Les élections cantonales à Lucerne ont donné lieu à un grand brassage des cartes. Les Vert'Libéraux, l'UDC et le PS ont infligé au PDC et au PLR de lourdes pertes. A l'exécutif en revanche, la stabilité semble de mise, même si un seul candidat a été élu. Le 2e tour aura lieu le 15 mai.
Au parlement qui compte 120 membres, le PDC reste le premier parti, mais il perd sept fauteuils, passant de 46 à 39 sièges. L'UDC devient la deuxième force, devançant le PLR, avec 27 députés (+4).
Le PLR perd 6 sièges se retrouvant avec 23 mandats. Les Vert'Libéraux, nouveaux-venus sur la scène lucernoise, qui misaient sur cinq sièges, dépassent leur objectif en en obtenant 6, et seront en mesure de former un groupe parlementaire.
La gauche sort renforcée de ce scrutin, avec 16 (+3) députés pour le PS et les Jeunes socialistes, et 9 (inchangé) pour les Verts. Le PBD n'a en revanche pas réussi son pari de décrocher des sièges pour son baptême du feu à Lucerne.
"Frustrant"
Une semaine après le revers encaissé à Zurich, la situation se révèle délicate pour le PDC. "C'est un résultat difficile pour le PDC dans son bastion historique", a déclaré Christophe Darbellay dimanche soir dans l'émission "Forum" de la RSR.
"C'est un peu frustrant de voir que certains récoltent les fruits que d'autres ont semés", a-t-il lancé, amer. Le Valaisan faisait allusion aux Vert'Libéraux qui "ont repris 90% de la politique des démocrates-chrétiens". Il exclut toutefois toute alliance avec ce parti, estimant que le PDC devait rester fidèle à ses valeurs.
Pour Fulvio Pelli, président du PLR, les pertes enregistrées tant à Lucerne qu'au Tessin ne font que confirmer une tendance en vogue. Les partis qui proposent des "pseudo-solutions" sortent vainqueurs des urnes, selon le Tessinois.

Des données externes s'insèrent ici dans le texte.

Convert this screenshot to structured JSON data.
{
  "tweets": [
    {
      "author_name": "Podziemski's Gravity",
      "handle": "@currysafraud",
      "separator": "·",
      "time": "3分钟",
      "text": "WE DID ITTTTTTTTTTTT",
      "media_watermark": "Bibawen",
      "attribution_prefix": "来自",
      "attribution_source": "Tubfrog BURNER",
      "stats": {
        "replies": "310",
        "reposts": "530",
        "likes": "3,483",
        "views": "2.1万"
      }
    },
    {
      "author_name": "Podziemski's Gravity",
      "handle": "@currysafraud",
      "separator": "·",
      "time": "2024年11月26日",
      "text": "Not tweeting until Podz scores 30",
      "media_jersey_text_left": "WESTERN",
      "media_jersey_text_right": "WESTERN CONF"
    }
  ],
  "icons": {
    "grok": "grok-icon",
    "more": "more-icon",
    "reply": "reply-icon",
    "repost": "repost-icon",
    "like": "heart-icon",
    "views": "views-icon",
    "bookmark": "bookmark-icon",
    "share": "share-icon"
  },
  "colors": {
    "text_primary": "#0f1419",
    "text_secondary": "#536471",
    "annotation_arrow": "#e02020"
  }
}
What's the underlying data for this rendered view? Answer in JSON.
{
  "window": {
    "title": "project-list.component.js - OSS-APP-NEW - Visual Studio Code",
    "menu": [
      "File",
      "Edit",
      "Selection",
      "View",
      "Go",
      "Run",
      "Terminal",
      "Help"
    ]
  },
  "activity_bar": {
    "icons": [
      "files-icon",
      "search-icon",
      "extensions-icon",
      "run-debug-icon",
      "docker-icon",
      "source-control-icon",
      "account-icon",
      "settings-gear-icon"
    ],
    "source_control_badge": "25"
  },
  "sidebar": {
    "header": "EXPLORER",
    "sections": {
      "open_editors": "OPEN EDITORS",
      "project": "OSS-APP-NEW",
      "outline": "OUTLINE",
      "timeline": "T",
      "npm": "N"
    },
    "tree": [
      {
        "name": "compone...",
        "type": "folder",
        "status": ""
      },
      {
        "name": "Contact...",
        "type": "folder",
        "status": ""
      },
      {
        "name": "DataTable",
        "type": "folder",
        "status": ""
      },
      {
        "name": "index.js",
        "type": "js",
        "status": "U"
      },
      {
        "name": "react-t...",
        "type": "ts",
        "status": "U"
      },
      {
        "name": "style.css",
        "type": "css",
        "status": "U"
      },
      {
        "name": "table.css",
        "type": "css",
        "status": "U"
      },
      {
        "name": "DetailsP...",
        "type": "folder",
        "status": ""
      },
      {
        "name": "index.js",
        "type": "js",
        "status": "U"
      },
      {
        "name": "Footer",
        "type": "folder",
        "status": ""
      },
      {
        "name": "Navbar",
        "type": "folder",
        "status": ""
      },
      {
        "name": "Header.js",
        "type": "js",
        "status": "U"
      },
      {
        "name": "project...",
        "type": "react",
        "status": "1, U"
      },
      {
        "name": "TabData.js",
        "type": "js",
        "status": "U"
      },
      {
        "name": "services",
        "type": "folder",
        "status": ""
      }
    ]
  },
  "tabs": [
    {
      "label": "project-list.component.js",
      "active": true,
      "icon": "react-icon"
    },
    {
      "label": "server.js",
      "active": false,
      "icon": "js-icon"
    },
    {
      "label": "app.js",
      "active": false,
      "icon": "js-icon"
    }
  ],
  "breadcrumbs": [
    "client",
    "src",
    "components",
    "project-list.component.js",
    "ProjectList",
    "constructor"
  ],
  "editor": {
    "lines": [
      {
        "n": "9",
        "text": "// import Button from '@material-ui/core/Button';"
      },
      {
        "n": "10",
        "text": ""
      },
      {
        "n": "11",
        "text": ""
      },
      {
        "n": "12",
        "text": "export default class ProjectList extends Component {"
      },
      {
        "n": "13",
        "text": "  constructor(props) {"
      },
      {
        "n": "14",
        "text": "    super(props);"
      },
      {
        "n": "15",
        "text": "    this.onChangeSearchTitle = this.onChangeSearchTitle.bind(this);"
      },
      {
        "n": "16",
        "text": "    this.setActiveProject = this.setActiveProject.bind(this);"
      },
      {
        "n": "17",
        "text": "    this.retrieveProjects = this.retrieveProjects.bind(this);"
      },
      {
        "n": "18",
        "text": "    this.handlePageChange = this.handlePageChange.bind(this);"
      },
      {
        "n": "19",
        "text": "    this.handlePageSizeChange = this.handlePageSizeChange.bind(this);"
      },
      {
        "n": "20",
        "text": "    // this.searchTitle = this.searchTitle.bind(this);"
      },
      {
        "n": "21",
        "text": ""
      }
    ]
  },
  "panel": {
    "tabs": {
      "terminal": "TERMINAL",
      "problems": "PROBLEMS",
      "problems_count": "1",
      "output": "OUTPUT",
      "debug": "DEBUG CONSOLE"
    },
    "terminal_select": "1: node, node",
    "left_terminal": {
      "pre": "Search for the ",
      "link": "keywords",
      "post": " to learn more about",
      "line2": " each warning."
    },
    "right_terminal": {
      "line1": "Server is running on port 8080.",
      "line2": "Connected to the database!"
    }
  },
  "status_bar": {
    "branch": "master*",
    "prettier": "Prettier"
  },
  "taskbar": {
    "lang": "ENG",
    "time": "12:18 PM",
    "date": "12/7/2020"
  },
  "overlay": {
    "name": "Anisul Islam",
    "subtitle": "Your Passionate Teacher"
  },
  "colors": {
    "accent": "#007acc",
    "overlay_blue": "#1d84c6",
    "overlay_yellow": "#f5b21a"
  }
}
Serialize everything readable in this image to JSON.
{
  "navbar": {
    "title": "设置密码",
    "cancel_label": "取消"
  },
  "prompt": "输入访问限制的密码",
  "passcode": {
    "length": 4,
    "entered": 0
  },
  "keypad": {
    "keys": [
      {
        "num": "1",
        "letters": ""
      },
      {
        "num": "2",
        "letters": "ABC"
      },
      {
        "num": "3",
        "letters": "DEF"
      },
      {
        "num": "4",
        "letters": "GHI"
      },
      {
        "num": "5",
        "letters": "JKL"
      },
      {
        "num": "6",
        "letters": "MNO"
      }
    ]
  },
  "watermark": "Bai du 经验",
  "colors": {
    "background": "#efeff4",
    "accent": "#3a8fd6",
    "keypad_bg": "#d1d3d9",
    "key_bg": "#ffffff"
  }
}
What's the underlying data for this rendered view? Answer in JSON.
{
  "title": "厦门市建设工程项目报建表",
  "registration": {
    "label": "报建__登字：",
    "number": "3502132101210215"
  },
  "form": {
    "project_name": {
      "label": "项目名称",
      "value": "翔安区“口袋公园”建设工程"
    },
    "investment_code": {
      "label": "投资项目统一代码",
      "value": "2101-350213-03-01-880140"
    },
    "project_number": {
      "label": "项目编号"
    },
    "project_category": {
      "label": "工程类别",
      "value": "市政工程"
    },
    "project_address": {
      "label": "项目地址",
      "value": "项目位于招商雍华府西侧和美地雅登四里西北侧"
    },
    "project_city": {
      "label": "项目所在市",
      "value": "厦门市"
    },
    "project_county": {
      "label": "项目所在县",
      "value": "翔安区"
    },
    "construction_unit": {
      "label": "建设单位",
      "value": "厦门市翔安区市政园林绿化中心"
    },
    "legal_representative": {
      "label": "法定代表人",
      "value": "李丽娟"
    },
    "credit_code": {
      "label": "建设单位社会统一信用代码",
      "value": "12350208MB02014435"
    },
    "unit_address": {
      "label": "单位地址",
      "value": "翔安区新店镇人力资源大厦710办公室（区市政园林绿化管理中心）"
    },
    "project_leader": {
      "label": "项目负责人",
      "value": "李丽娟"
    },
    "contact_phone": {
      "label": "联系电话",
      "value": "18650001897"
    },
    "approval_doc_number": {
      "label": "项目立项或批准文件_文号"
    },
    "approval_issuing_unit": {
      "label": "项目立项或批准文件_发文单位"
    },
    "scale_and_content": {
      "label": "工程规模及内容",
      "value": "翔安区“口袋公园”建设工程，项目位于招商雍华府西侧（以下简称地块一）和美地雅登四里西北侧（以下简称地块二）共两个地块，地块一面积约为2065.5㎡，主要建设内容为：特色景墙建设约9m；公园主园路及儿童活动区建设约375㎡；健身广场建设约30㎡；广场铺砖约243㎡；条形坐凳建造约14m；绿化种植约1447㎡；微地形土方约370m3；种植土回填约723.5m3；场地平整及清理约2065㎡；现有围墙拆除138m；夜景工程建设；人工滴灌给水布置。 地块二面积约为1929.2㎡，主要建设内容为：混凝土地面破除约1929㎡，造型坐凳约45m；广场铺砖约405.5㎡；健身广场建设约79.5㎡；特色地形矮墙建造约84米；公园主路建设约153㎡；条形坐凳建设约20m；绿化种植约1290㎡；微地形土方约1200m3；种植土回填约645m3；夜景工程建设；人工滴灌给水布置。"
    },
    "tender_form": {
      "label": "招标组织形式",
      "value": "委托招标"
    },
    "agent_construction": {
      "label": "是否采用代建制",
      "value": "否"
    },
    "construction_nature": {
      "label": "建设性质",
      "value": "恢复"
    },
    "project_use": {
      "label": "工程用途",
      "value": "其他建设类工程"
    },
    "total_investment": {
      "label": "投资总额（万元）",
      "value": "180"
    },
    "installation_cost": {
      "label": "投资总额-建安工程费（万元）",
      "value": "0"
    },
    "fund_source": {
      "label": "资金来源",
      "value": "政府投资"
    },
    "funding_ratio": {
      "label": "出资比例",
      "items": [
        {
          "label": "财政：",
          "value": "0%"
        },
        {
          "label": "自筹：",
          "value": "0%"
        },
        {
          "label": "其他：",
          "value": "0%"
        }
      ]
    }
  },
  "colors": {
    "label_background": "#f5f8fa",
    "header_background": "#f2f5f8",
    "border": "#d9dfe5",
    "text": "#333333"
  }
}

Ces résultats ne présagent rien de bon pour le PDC aux élections fédérales d'octobre. "Le parti a sans doute cédé des voix à la fois aux Vert'Lib et à l'UDC", relève le politologue Claude Longchamp sur les ondes de la radio DRS. C'est le pire scénario qui soit, d'être concurrencé à la fois sur sa gauche et sur sa droite", a-t-il ajouté.
Stabilité au gouvernement
Pour le Conseil d'Etat, les électeurs lucernois ont opté pour la continuité. Seul le PDC Guido Graf, directeur des affaires sociales en poste depuis à peine une année et demie, a passé clairement au premier tour avec 60'961 voix. Les deux autres conseillers d'Etat sortants, Yvonne Schärli (PS) et Marcel Schwerzmann (sans parti) ont raté la majorité absolue de 2000 voix.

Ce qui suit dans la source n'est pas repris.